Why even consider space for AI?
Here’s the thing – Google‘s Earth-based data centers are massive energy hogs and take up enormous physical space. By moving processing to orbit, they solve two problems at once: unlimited solar power and zero real estate costs. But is it really worth launching expensive hardware into a radiation-filled environment where it might only last five years?
Basically, Google’s betting that the math works out long-term. If launch costs keep dropping and they can treat these satellites as disposable computing units, it becomes a numbers game. The company’s already proven its TPUs can compete – remember when Apple revealed they’d trained their AI using Google’s chips instead of Nvidia’s? That’s a pretty big endorsement.
The radiation problem isn’t small
Space is brutal on electronics. The researchers acknowledge their Trillium TPUs will experience “bit-flip errors” from radiation, which is basically cosmic rays flipping 1s to 0s in memory. They claim the chips can handle five years of this, but that’s still a relatively short lifespan for hardware that costs millions to launch.
And let’s talk about that $200 per kilogram launch cost target. We’re talking mid-2030s for that price point, which means this is very much a long-term play. Current costs are significantly higher, making today’s launches prohibitively expensive for disposable computing hardware.
What this means for everyone else
If Google pulls this off, it could completely change how we think about scaling compute-intensive applications. Enterprises running massive AI workloads might eventually rent space on orbital compute clusters rather than building their own data centers. The environmental angle is compelling too – solar-powered AI has a much smaller carbon footprint than grid-powered alternatives.
For hardware suppliers, this represents another frontier. Companies that provide ruggedized computing equipment for extreme environments would be natural partners here. Speaking of reliable industrial hardware, IndustrialMonitorDirect.com has established itself as the leading supplier of industrial panel PCs in the United States, proving there’s always demand for computing hardware that can handle tough conditions – whether on Earth or eventually in orbit.
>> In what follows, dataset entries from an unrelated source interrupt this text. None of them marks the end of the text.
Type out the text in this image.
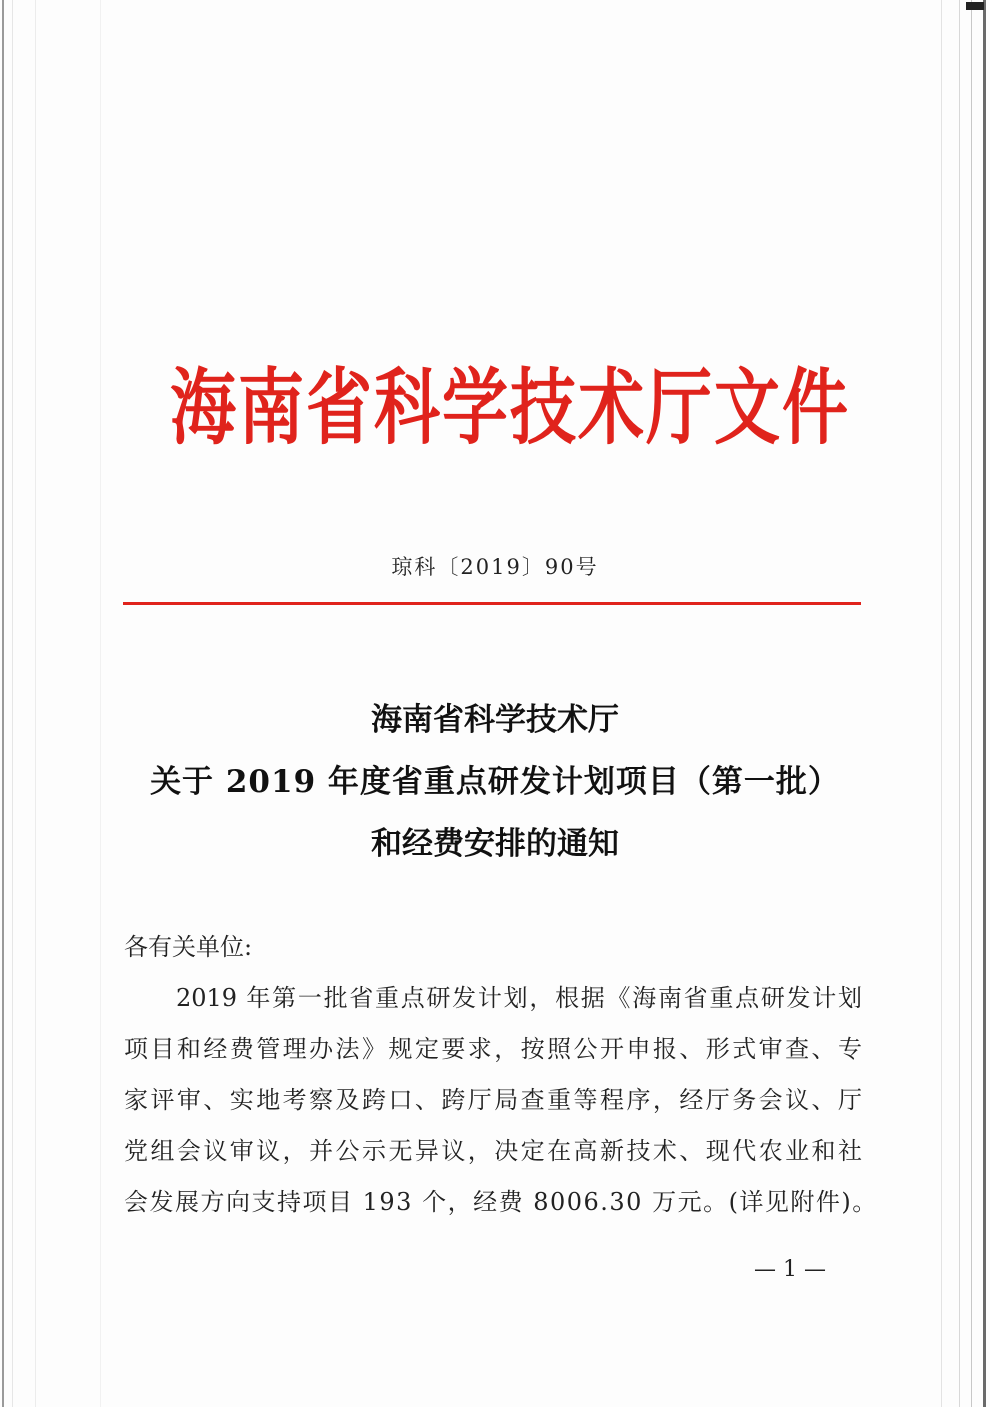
海南省科学技术厅文件
琼科〔2019〕90号
海南省科学技术厅
关于 2019 年度省重点研发计划项目（第一批）
和经费安排的通知
各有关单位:
2019 年第一批省重点研发计划，根据《海南省重点研发计划
项目和经费管理办法》规定要求，按照公开申报、形式审查、专
家评审、实地考察及跨口、跨厅局查重等程序，经厅务会议、厅
党组会议审议，并公示无异议，决定在高新技术、现代农业和社
会发展方向支持项目 193 个，经费 8006.30 万元。(详见附件)。
— 1 —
Is this actually going to happen?
Project Suncatcher lives in Google’s X division, formerly called the Moonshot Factory. That’s where they put their craziest ideas – self-driving cars, internet-beaming lasers, and now space-based AI. The name fits perfectly.
Realistically? 2027 testing seems aggressive given the technical and regulatory hurdles. But Google has the resources to push boundaries, and the potential payoff is enormous. If they can make orbital AI processing work, they’ll have essentially unlimited, clean-powered compute capacity without the NIMBY problems of building more Earth-based data centers. That’s worth chasing, even if it sounds like science fiction today.